Sift analysis - HTTP error series

This analysis reviews HTTP request and response data, looking for any errors that may be relevant within the given time range.

Inputs

Required:
- cluster
- namespace
Optional:
- None

If no cluster or namespace is available, this analysis will use all clusters and/or all namespaces it can locate.

How it works

Step 1: Retrieve relevant series

A request is made to the Prometheus series endpoint to fetch all series that match the investigation selectors and include one of the known HTTP error-related labels: code, http_status, status_code, statuscode, response_code, or status.

The label values should match the regular expression "(4|5)[0-9]{2}".

Step 2: Filtering out some series

Series with names ending in _sum or _bucket are filtered out to narrow down the dataset

Step 3: Query series data

For each remaining series, an additional request is made to the query_range Prometheus endpoint to retrieve the data using the following query:

sum( 
  rate(http_metric{%s, code=~"(4|5)[0-9]{2}"}[5m]) or 
  rate(http_metric{%s, http_status=~"(4|5)[0-9]{2}"}[5m]) or
  rate(http_metric{%s, status_code=~"(4|5)[0-9]{2}"}[5m]) or
  rate(http_metric{%s, statuscode=~"(4|5)[0-9]{2}"}[5m]) or
  rate(http_metric{%s, response_code=~"(4|5)[0-9]{2}"}[5m]) or
  rate(http_metric{%s, status=~"(4|5)[0-9]{2}"}[5m]) 
)

The query requires cluster and namespace labels. If these labels are not available, it will utilize all available inputs.

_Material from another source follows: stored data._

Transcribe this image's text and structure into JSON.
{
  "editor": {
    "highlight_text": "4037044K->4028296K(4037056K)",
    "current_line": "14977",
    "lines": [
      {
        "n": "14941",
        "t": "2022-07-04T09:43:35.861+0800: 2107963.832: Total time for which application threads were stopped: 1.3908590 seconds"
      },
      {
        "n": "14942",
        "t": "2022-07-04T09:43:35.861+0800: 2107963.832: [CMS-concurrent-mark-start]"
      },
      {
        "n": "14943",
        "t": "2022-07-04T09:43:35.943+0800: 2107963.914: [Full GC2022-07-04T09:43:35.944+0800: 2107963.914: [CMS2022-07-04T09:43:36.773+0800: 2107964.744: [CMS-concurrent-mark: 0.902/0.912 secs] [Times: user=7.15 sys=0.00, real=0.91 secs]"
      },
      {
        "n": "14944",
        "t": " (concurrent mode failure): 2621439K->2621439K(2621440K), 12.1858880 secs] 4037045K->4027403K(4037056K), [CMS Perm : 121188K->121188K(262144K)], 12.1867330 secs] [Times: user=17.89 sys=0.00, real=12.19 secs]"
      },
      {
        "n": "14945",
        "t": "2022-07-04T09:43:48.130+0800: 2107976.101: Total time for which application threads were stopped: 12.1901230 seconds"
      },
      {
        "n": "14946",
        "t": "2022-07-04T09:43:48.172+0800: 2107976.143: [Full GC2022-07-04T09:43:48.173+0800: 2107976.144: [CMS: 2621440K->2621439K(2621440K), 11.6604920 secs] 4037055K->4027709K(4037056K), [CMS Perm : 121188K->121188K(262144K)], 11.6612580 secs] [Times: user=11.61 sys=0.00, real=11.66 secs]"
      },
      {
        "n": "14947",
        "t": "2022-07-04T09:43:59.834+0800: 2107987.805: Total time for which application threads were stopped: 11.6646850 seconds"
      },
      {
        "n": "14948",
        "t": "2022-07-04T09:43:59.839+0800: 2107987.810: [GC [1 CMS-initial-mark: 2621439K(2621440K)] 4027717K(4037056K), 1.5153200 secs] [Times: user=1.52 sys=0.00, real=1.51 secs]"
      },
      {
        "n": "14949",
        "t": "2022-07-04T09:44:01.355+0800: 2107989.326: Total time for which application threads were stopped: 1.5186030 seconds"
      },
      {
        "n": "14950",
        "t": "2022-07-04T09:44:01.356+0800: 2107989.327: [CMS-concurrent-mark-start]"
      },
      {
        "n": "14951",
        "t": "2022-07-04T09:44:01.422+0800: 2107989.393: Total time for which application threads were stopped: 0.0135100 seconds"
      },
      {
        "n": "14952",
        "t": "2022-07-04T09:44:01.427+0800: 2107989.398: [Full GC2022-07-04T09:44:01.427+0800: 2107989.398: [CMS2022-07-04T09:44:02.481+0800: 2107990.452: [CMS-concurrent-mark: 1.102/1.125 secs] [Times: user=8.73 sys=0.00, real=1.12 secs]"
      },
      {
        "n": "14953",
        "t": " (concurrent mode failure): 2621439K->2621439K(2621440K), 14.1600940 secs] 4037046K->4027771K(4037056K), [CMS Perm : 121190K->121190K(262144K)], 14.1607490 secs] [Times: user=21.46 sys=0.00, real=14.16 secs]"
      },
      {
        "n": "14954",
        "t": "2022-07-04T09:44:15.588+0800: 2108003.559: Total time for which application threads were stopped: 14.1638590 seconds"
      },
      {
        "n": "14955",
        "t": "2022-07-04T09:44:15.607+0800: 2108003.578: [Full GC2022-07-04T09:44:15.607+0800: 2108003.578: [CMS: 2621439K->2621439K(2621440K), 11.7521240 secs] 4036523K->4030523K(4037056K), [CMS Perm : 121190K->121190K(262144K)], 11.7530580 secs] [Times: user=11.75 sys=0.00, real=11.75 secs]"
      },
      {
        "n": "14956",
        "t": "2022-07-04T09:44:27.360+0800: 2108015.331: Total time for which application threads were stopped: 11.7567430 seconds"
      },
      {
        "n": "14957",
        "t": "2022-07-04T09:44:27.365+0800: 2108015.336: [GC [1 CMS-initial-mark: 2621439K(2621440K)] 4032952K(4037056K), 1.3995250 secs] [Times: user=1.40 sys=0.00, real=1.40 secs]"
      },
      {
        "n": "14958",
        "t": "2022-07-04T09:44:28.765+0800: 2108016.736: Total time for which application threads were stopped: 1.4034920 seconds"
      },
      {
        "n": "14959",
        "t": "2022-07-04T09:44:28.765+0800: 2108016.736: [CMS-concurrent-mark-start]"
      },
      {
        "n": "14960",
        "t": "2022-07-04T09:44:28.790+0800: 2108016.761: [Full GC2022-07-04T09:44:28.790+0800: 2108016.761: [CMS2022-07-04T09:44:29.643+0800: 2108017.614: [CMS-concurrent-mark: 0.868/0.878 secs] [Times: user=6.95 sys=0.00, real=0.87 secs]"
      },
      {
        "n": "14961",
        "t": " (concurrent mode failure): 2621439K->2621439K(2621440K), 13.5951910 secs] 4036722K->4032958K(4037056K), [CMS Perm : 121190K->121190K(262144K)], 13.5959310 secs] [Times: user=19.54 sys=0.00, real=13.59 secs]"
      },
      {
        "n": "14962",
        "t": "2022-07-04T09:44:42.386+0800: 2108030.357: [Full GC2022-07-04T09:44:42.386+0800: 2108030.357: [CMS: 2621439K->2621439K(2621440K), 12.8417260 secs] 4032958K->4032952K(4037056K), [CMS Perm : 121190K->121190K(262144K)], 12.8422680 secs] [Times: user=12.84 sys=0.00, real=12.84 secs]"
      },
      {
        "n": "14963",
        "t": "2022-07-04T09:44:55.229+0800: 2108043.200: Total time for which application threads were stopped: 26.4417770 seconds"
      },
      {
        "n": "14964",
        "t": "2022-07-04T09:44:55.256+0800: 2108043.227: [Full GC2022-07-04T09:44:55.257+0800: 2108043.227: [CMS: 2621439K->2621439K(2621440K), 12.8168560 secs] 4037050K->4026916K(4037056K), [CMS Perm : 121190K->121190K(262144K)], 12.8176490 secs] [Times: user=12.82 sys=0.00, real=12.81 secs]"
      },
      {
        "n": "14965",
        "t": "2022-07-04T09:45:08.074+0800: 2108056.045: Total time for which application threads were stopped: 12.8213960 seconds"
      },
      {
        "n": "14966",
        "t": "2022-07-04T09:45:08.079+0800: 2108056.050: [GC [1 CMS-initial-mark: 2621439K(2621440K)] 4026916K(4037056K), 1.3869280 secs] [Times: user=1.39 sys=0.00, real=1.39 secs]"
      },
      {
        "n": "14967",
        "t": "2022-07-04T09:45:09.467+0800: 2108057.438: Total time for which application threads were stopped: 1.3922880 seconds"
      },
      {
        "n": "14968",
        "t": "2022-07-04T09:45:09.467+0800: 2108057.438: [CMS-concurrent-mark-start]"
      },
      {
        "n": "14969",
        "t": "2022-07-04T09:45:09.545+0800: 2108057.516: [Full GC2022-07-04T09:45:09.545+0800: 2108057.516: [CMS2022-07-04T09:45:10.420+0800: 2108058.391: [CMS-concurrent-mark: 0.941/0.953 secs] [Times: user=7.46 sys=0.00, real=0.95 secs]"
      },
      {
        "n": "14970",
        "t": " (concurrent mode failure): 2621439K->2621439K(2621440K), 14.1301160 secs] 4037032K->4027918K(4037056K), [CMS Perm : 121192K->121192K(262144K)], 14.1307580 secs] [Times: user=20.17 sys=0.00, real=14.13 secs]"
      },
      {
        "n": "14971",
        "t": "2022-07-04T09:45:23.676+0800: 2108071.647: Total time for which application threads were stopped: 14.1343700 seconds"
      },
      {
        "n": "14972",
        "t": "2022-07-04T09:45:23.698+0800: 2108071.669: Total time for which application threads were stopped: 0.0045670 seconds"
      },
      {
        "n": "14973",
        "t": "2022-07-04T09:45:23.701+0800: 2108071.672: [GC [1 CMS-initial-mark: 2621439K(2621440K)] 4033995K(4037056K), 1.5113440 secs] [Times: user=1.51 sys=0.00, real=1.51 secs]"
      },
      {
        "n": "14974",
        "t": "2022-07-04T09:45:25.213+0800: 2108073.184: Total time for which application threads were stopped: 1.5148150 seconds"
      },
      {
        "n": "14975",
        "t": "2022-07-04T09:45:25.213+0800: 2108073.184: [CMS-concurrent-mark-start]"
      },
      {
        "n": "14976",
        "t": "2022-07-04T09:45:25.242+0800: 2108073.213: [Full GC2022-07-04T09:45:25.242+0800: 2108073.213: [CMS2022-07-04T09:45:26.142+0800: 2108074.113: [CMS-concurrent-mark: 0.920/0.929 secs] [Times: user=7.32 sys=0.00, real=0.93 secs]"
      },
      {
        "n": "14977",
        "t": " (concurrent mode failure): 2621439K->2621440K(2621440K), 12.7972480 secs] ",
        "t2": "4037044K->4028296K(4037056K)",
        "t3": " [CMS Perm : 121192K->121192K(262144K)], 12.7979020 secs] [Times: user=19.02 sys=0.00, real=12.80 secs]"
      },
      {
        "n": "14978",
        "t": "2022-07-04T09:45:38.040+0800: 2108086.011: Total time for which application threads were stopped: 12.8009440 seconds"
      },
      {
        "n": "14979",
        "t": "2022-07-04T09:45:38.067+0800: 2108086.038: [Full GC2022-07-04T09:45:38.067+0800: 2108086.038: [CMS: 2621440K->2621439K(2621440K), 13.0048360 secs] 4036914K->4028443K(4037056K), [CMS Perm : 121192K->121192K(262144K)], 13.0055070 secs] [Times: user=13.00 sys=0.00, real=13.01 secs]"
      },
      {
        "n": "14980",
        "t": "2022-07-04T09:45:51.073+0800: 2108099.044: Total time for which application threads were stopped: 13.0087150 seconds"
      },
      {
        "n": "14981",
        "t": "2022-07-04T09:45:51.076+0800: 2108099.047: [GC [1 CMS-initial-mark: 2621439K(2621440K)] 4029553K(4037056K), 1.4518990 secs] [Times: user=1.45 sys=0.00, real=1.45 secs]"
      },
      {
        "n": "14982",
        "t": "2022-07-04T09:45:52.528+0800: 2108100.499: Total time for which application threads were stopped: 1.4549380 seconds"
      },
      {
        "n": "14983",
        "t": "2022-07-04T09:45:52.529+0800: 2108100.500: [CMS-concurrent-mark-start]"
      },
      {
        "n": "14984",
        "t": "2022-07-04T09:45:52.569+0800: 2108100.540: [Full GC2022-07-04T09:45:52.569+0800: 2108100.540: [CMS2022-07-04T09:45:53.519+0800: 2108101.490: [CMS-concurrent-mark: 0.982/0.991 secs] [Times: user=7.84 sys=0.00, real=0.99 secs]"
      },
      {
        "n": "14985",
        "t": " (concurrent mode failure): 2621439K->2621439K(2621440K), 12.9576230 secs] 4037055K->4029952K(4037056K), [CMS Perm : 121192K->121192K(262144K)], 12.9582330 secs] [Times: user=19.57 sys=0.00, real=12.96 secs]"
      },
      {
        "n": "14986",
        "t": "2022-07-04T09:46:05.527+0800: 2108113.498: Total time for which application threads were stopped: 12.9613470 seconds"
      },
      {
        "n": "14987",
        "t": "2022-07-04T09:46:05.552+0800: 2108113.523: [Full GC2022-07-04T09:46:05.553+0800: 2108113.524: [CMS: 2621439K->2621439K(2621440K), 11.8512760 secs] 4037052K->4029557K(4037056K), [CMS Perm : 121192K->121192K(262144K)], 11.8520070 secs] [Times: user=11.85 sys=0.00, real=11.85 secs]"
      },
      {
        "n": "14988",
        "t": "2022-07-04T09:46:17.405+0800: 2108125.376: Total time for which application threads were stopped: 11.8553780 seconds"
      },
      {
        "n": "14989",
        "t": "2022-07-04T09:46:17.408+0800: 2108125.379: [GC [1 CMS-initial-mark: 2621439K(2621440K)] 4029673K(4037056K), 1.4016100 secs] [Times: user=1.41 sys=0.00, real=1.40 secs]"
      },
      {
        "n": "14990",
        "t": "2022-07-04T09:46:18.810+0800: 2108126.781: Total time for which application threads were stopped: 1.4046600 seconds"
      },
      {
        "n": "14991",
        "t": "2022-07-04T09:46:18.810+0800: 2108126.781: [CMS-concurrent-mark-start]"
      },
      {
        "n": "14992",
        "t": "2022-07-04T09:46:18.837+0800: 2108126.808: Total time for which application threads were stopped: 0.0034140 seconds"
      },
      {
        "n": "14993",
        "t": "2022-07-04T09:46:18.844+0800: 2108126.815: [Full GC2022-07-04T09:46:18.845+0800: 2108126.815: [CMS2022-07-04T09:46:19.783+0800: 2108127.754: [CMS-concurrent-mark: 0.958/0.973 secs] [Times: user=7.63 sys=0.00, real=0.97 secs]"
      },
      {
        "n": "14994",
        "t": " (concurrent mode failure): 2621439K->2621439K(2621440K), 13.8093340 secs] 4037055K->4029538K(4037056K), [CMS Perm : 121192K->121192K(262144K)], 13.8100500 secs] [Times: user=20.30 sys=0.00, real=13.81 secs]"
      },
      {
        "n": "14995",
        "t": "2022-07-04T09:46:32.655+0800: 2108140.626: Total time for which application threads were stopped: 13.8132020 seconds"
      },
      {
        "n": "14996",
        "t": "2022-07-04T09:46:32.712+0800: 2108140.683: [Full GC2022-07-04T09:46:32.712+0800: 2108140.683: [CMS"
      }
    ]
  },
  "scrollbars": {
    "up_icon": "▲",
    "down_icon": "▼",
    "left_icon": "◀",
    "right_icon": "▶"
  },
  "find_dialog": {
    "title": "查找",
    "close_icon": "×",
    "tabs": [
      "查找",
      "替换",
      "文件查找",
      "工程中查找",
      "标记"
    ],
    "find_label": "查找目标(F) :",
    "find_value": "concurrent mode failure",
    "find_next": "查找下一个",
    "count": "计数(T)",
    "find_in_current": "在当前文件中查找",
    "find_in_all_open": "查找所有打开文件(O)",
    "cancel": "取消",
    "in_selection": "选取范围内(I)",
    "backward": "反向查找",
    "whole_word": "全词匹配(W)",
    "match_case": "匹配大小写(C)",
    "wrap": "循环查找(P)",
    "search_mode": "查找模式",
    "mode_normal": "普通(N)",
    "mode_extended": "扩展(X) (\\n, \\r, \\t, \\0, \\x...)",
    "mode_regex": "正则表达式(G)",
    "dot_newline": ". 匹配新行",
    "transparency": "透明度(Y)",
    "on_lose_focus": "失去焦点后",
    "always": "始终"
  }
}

Step 4: Detect timestamps with elevated HTTP errors

For each series, the system checks if any point in the series exceeds the threshold specified in the configuration compared to the average so far value of the points.

The timestamp of any such point is noted as the occurrence of an anomaly, indicating elevated HTTP errors

Step 5: Identify anomaly windows

Once all series have been analyzed, the anomaly timestamps are processed to determine the 5-minute window with the highest count of elevated HTTP error timestamps.

What resources does this analysis use?

Prometheus datasource - Series endpoint
Prometheus datasource - Query range endpoint

How does this analysis determine when a result is interesting?

The anomaly window start time is after the investigation start time
The anomaly window has more than one series

What configurations options are available for this analysis?

Cut off time

The maximum time to look back for anomalies. Increase this value to look further in the past for erroring series, or decrease it to reduce false positives.

Default: 90 minutes
Minimum: 20 minutes
Maximum: 2 hours